Поскольку никаких противников у него больше в пределах Римского государства уже не оставалось, Юлиан публично заявил об открытии старых языческих храмов и сам предался многочисленным жертвоприношениям, стараясь собственным примером подвигнуть народ к древним культам. Но, ясно отдавая себе отчет в масштабах распространения христианства и желая сыграть свою роль мудрого и беспристрастного правителя, достойного диадемы св. Константина Великого, Юлиан сделал вид, будто не препятствует существованию Церкви. Собрав епископов, он даже потребовал от них прекратить раздоры, ссылаясь на свободу совести каждого человека. На самом деле Юлиан полагал, будто свобода слова для различных церковных партий, фактически ограниченная при Констанции, еще более увеличит раскол и окончательно дискредитирует христианство в глазах римлян[378].

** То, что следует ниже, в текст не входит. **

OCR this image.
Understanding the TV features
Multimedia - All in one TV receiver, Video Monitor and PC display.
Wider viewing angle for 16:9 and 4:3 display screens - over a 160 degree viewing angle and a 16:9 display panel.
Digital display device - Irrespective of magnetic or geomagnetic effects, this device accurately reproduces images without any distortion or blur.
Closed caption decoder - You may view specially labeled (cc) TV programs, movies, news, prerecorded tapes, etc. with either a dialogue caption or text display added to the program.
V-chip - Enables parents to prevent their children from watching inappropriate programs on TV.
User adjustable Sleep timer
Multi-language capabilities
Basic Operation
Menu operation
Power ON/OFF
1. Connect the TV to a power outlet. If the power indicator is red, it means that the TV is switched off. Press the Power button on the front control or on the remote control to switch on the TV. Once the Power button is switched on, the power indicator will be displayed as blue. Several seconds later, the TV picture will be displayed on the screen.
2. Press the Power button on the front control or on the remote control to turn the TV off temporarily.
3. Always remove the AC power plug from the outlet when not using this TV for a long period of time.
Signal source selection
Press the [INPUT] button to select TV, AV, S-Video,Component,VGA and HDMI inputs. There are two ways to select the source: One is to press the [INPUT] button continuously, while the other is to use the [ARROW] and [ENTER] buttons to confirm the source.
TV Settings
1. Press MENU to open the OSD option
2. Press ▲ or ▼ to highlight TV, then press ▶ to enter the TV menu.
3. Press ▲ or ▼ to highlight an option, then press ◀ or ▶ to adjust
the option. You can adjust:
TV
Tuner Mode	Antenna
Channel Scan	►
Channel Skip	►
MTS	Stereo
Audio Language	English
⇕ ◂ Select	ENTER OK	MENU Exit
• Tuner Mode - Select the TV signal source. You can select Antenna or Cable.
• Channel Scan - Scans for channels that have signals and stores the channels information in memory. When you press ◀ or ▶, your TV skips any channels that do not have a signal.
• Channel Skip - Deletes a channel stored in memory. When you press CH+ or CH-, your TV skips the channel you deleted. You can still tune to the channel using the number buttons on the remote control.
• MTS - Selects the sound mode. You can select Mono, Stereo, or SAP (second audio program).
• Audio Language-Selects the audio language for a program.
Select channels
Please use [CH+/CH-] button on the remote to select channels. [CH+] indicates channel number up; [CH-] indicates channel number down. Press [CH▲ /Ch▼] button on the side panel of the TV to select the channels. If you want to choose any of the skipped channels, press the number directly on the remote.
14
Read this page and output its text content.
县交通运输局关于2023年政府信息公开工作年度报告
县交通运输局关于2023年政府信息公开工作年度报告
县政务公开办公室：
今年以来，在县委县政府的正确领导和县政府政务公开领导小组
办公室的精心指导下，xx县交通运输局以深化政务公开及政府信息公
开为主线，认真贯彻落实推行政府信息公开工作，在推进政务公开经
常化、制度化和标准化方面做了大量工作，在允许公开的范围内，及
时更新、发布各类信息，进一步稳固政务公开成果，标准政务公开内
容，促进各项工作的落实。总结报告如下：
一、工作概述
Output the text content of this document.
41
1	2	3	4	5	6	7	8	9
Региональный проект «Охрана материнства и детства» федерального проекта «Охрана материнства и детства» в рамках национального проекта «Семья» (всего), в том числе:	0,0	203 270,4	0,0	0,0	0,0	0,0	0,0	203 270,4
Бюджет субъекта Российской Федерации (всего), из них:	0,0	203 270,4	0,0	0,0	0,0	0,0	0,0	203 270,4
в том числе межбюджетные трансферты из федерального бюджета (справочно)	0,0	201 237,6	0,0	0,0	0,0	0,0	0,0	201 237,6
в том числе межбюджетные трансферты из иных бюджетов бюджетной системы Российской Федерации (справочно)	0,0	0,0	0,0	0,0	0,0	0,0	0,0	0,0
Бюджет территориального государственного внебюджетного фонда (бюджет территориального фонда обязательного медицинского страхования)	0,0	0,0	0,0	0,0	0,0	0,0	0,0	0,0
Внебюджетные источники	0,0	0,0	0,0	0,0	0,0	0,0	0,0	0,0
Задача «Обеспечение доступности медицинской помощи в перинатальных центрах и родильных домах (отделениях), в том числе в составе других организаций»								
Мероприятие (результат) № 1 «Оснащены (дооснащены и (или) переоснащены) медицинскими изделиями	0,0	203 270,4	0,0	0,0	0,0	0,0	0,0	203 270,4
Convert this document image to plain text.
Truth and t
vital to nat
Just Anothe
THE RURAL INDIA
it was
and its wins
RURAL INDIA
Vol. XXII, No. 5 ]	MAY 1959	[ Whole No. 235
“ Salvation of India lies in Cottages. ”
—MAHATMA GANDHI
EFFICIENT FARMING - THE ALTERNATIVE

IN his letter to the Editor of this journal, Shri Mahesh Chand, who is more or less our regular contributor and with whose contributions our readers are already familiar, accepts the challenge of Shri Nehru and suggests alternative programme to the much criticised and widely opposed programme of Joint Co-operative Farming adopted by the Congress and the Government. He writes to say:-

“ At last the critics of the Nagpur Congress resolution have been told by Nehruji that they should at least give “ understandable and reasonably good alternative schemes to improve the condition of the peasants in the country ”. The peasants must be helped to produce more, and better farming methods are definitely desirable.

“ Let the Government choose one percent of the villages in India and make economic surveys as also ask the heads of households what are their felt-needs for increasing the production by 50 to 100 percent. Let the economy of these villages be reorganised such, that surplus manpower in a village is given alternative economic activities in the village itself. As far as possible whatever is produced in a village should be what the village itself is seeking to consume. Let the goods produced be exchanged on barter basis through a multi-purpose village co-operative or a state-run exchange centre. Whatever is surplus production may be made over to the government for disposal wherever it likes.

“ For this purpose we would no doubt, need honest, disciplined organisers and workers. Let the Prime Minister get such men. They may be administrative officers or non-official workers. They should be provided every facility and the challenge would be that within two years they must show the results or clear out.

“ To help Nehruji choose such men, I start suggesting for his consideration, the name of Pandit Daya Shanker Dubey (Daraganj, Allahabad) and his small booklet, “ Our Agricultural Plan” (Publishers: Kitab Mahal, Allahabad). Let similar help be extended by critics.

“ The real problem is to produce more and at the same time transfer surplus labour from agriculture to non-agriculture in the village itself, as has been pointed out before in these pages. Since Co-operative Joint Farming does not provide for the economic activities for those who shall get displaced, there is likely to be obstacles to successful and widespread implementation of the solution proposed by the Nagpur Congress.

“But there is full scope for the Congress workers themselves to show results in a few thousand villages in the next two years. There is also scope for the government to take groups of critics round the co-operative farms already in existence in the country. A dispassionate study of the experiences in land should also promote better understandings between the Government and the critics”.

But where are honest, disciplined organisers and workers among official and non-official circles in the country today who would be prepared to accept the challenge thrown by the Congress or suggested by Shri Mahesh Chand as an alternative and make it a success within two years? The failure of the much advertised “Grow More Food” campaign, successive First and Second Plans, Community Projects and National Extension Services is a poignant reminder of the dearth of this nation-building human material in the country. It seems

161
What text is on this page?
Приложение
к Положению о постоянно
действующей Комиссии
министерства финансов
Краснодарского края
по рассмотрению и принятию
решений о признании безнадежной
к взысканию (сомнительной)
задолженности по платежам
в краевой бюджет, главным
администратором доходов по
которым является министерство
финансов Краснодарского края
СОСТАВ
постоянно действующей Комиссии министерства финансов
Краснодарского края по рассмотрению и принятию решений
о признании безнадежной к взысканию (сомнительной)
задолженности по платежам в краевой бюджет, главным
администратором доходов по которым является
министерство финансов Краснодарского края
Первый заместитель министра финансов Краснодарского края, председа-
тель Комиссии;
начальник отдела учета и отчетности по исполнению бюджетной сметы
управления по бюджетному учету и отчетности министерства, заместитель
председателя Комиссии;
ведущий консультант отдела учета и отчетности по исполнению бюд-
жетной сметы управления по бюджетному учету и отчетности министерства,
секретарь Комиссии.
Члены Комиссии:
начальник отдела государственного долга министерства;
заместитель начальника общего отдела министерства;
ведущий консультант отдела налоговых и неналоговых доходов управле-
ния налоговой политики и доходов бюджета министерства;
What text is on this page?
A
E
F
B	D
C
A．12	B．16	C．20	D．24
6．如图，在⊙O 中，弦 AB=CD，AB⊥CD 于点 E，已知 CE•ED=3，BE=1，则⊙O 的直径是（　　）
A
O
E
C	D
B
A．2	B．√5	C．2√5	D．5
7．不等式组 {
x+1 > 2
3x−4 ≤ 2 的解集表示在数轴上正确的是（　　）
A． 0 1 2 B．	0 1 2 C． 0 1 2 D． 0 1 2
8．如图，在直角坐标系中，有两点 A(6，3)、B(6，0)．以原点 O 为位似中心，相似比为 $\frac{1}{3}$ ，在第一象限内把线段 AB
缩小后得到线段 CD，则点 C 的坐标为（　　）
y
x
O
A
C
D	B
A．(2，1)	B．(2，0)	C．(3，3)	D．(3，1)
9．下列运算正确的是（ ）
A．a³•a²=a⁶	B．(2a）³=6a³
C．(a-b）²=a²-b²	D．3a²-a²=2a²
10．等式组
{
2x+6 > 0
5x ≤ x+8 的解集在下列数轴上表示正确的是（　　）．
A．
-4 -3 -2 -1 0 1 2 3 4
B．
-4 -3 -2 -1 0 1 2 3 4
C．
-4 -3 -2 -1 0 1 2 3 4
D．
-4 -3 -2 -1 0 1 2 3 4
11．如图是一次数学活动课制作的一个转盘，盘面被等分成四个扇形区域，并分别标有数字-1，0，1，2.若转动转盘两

Вскоре после своего восшествия на престол царь издал эдикт, в котором объявил всем своим подданным свободу исповедания того культа, который им нравится. В силу этого закона и христиане, и язычники получили равные права и правовую защиту. Опыт предшествующих гонений укрепил его в мысли о том, что кровавые казни, которым подверглись христиане при языческих императорах, еще более способствуют укреплению Церкви. Внешне он хотел продемонстрировать всем, что снисходительно относится к чужим заблуждениям и готов даже принять их. Конечно, здесь присутствовали и прагматические мотивы – его очень пугала перспектива слыть в глазах римлян тираном, а довольно шаткие основания власти заставляли искать союзников даже среди тех, кто во времена Констанция подвергался ограничениям, то есть никейцев. Ему казалось, что, освободив из ссылок св. Афанасия и его единомышленников, он приобретет благодарных почитателей его политического таланта.
Но не такими были цели Юлиана на самом деле. Как неоднократно отмечалось, в характере императора было одно преобладающее над всем свойство – искусство лицемерить и притворяться. Выдавая себя чуть ли не за друга христиан, кроткий и снисходительный к ним, он своей внешностью далеко не выражал то, что творилось в глубине души[379]. На самом деле его дальней мечтой было полностью стереть Церковь с земли. Примечательно, что даже на первых порах, когда маска ласковости не сходила с лица, Юлиан уже обнаружил известную избирательность по отношению к представителям различных церковных партий.
Исподволь попустительствуя насилию в отношении никейцев, он выказывает особую благосклонность к арианам, новацианам, донатистам, другим еретикам, а вождя ариан Аэция не просто возвратил из ссылки, но и пригласил к себе во дворец, наградив попутно ересиарха богатым имением на острове Лесбос[380]. Внешне беспристрастный, при возникновении диспутов православных с еретиками он всегда держал сторону последних. Когда в городе Кизик возник спор между новацианами и никейцами во главе с епископом Элевзием, он не замедлил принять сторону еретиков и отправил архиерея со всем клиром в ссылку, обосновывая свое решение тем, что якобы тот подстрекал народ к бунту. Аналогичная судьба постигла и епископа города Бостры Тита, которого Юлиан велел отправить в ссылку[381].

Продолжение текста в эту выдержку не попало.